Erhöhung der Angiogenese im Hart- und Weichgewebe

Die Vaskularität im Hart- und Weichgewebe, das ein Zahnimplantat umgibt, ist für seine Osseointegration von entscheidender Bedeutung. Da die Implantatoberfläche selbst avaskulär ist, ist die Blutversorgung des Bereichs eine Herausforderung. Wenn ein Implantat versagt, kann die Vaskularität des umgebenden Gewebes weiter geschädigt werden. Jede Verbesserung des angiogenen Potentials von Hart- und Weichgewebe kann nur einem zweiten Versuch der Implantatinsertion helfen. Es wurde vorgeschlagen, den Implantatschaft mit einem Präzisionsnadelbohrer oder Rundkarbid zu entkernen, um die Blutversorgung des Bereichs zu erhöhen. Die Zugabe von exogenen Wachstumsfaktoren und Proteinen — wie Thrombozytenwachstumsfaktor, leukozytenplättchenreiches Fibrin, Schmelzmatrixderivat und knochenmorphogene Proteine – wurden alle verwendet, um die angiogene Reaktion zu verstärken.

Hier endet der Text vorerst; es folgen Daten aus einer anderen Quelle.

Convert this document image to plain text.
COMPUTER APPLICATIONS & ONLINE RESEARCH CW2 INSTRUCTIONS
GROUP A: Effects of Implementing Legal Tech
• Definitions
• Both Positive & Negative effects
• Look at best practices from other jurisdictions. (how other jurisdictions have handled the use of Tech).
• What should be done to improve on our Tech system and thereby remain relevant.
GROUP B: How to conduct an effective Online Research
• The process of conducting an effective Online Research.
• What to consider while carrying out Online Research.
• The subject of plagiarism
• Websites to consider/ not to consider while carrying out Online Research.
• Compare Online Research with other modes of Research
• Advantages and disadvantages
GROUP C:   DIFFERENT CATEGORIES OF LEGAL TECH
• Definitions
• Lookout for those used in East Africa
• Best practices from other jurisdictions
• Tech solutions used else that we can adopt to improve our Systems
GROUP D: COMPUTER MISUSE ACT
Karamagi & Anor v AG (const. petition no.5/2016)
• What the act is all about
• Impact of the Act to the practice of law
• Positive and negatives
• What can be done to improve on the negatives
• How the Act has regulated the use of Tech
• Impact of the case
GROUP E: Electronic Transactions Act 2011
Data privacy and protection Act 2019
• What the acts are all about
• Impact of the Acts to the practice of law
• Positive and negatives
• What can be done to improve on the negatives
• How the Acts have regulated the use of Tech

Obwohl der Implantatersatz nach einem anfänglichen Versagen im Vergleich zur anfänglichen Implantatinsertion eine geringere Erfolgsrate aufweist, können die drei in diesem Artikel diskutierten Methoden die Überlebensraten von reimplantierten Zahnimplantaten erhöhen. Letztendlich sollte vor Beginn einer Behandlung eine informierte und ehrliche Diskussion über die Herausforderungen des Implantatersatzes zwischen dem Patienten und dem Kliniker stattfinden.

1. Levin L, Sadet P, Grossmann Y. Eine retrospektive Bewertung von 1.387 Einzelzahnimplantaten: ein 6-Jahres-Follow-up. In: J Periodontol. 2006;77(12):2080-2083. doi: 10.1902/jop.2006.060220.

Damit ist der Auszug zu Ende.